A charge of breach of trust can be applied if their findings turn out to be true. Sources in the prosecution said that they have already secured evidence and testimony that can prove Lee’s violations and yesterday’s questioning was only a step to confirm the allegations.

Shin Bong-soo, 42, a prosecutor with the special investigation unit, questioned Lee in a small interrogation room on the 11th floor of the prosecution’s office, and attorney Lee Byeong-seok from the high profile law firm Kim & Chang represented Lee.

“He carefully listened to the prosecution’s questions and calmly provided answers,” a spokesman of the prosecution told the JoongAng Ilbo.

The prosecution will likely file a warrant to arrest Lee as early as this weekend.

“We are not considering summoning Lee’s other family members [including Lee Mie-kyung] for now.”

Mie-kyung is Lee’s sister and a vice chairwoman of CJ.

As the prosecution is confident in proving most of Lee’s allegations, the question is now how strict the punishment will be.

Courts typically hand down a sentence of five to nine years in prison for a person who has been accused of evading more than 20 billion won in tax and five to eight years for a person who embezzled more than 30 billion won or is charged with a breach of trust for incurring more than 30 billion won in losses to a company.

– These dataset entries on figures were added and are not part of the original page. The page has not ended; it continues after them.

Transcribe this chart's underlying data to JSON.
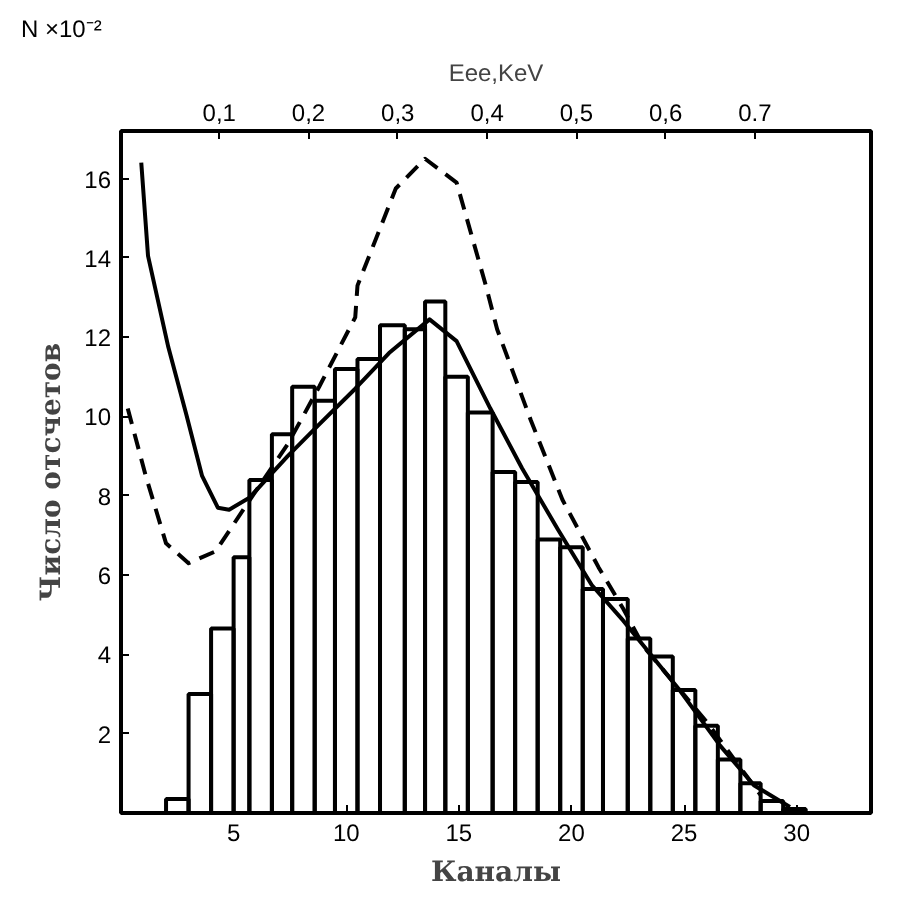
{
  "chart_data": {
    "type": "histogram",
    "xlabel": "Каналы",
    "ylabel": "Число отсчетов",
    "x2label": "Eee,KeV",
    "annotations": [
      "N ×10⁻²"
    ],
    "bins": [
      2,
      3,
      4,
      5,
      5.7,
      6.7,
      7.6,
      8.6,
      9.5,
      10.5,
      11.5,
      12.6,
      13.5,
      14.4,
      15.4,
      16.5,
      17.5,
      18.5,
      19.5,
      20.5,
      21.4,
      22.5,
      23.5,
      24.5,
      25.5,
      26.5,
      27.5,
      28.4,
      29.4,
      30.4
    ],
    "values": [
      0.35,
      3.0,
      4.65,
      6.45,
      8.4,
      9.55,
      10.75,
      10.4,
      11.2,
      11.45,
      12.3,
      12.2,
      12.9,
      11.0,
      10.1,
      8.6,
      8.35,
      6.9,
      6.7,
      5.65,
      5.4,
      4.4,
      3.95,
      3.1,
      2.2,
      1.35,
      0.75,
      0.3,
      0.1
    ],
    "color": "#000000",
    "series": [
      {
        "type": "line",
        "color": "#000000",
        "line_style": "solid",
        "x": [
          0.9,
          1.2,
          2.1,
          2.9,
          3.6,
          4.3,
          4.8,
          5.7,
          7.4,
          8.8,
          10.4,
          11.9,
          13.7,
          14.9,
          16.4,
          17.8,
          19.4,
          20.9,
          22.3,
          24.8,
          26.6,
          28.1,
          29.7
        ],
        "values": [
          16.4,
          14.05,
          11.75,
          10.05,
          8.5,
          7.7,
          7.65,
          7.95,
          9.0,
          9.8,
          10.7,
          11.6,
          12.45,
          11.9,
          10.2,
          8.7,
          7.15,
          5.75,
          4.85,
          3.1,
          1.7,
          0.7,
          0.15
        ]
      },
      {
        "type": "line",
        "color": "#000000",
        "line_style": "dashed",
        "x": [
          0.3,
          1.1,
          2.0,
          3.0,
          4.2,
          5.9,
          7.4,
          8.8,
          10.4,
          10.5,
          12.2,
          13.5,
          14.9,
          16.2,
          16.7,
          18.2,
          19.6,
          21.2,
          22.3,
          23.2,
          26.0,
          28.4
        ],
        "values": [
          10.2,
          8.5,
          6.8,
          6.3,
          6.6,
          8.05,
          9.3,
          10.75,
          12.5,
          13.3,
          15.75,
          16.5,
          15.9,
          13.3,
          12.2,
          9.9,
          7.9,
          6.2,
          5.15,
          4.2,
          2.3,
          0.45
        ]
      }
    ],
    "xlim": [
      0,
      33.3
    ],
    "ylim": [
      0,
      17.2
    ],
    "xticks": [
      5,
      10,
      15,
      20,
      25,
      30
    ],
    "yticks": [
      2,
      4,
      6,
      8,
      10,
      12,
      14,
      16
    ],
    "x2lim": [
      -0.01,
      0.83
    ],
    "x2ticks": [
      {
        "value": 0.1,
        "label": "0,1"
      },
      {
        "value": 0.2,
        "label": "0,2"
      },
      {
        "value": 0.3,
        "label": "0,3"
      },
      {
        "value": 0.4,
        "label": "0,4"
      },
      {
        "value": 0.5,
        "label": "0,5"
      },
      {
        "value": 0.6,
        "label": "0,6"
      },
      {
        "value": 0.7,
        "label": "0.7"
      }
    ],
    "grid": false
  }
}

In February, a court sentenced Kwon Hyuk, Chairman of Cido Shipping, to four years in prison for evading nearly 220 billion won in taxes.

In December 2011, Park Yeon-cha, former chairman of Taekwang Industrial, was sentenced to two and a half years in prison by the Supreme Court for not paying 28.6 billion won in taxes.

The prosecution said that the revised law, which strengthened the level of punishment and will go into effect from July 1, could see Lee receiving up to 12 years in prison for evading more than 20 billion won in taxes.

“If the prosecution indicts Lee after July 1, he will be impacted by the revised law,” a spokesman of a local Seoul court said.